China just pumped $46 billion into its system in an effort to keep the game going over there. (This sort of thing has been happening periodically in China since 2009. In 2015 it looked like the wheels were going to come off, but they barely stayed screwed on.)

There are other places such as very high end real estate. (In some places.)

(From Mises)

The bottom line is what lessons have been learned by policymakers, economists, financial analysts and others who are interested in understanding how the Federal Reserve conducts its policies “to promote optimal macroeconomic performance.” If the Federal Reserve’s critics are correct, that the Fed’s “groupthink” ignored the warnings of individuals during the 1990s and early 2000’s, then the public and members of Congress should call for a reassessment of the central bank’s mission and policies—and its very existence.
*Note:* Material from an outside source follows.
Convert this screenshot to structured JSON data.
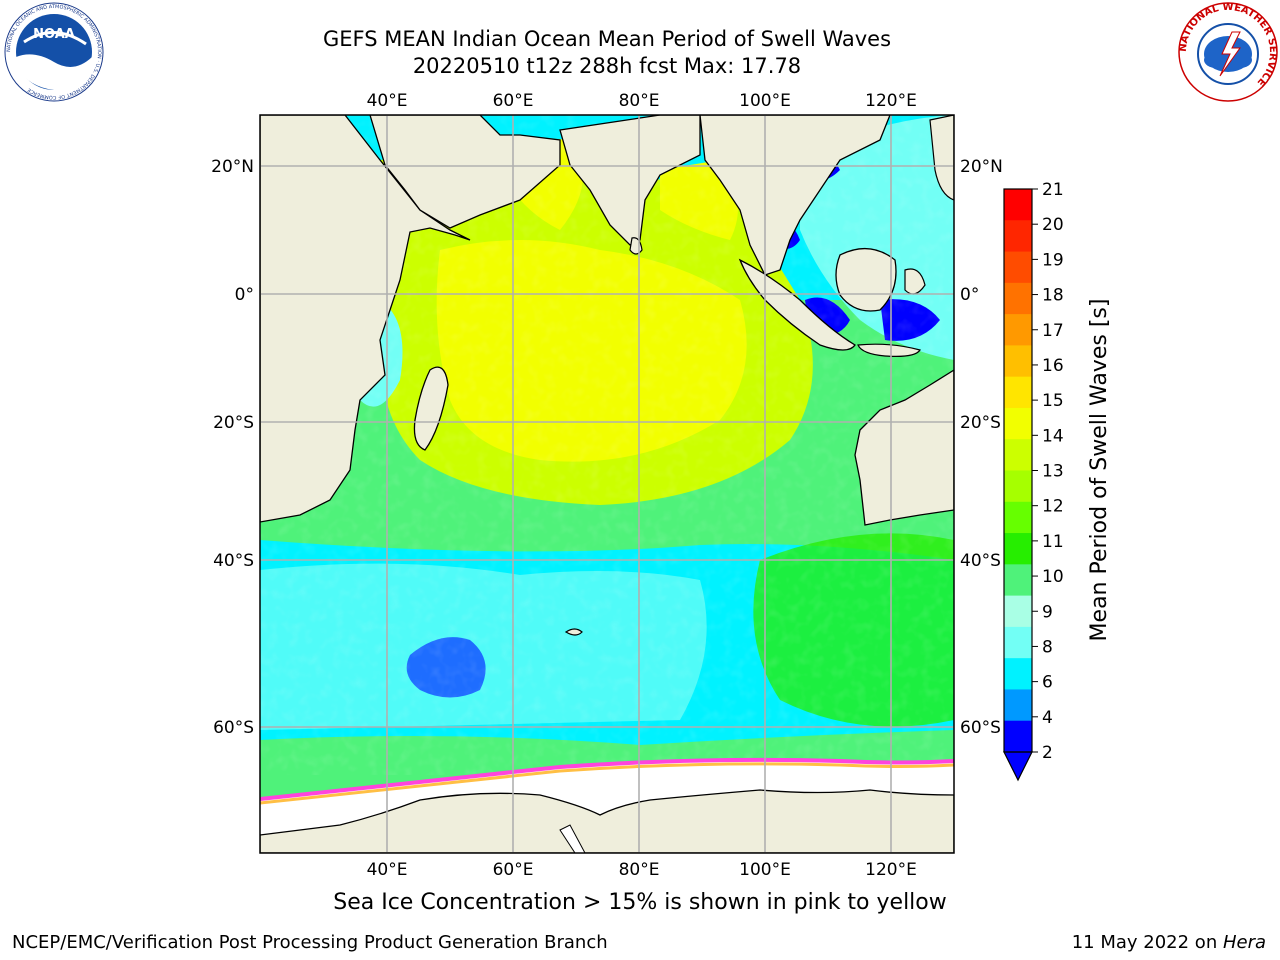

If Federal Reserve officials are “blameless” for the economy’s booms and busts, then how can the average American small business owner, employee, corporate executive and retiree manage their economic and financial affairs knowing that they will have to live through more painful economic cycles in the years and decades ahead? In other words, if a market economy is always susceptible to booms and busts, then how can the Federal Reserve better “manage” the U.S. economy to avoid a painful episode like the Great Recession of 2008 – 09 in the future?

But based on the evidence compiled during the research phase of this study, the Federal Reserve cannot achieve its goals. If it could, the US economy would not have had financial bubbles in the 1990s and early 2000s.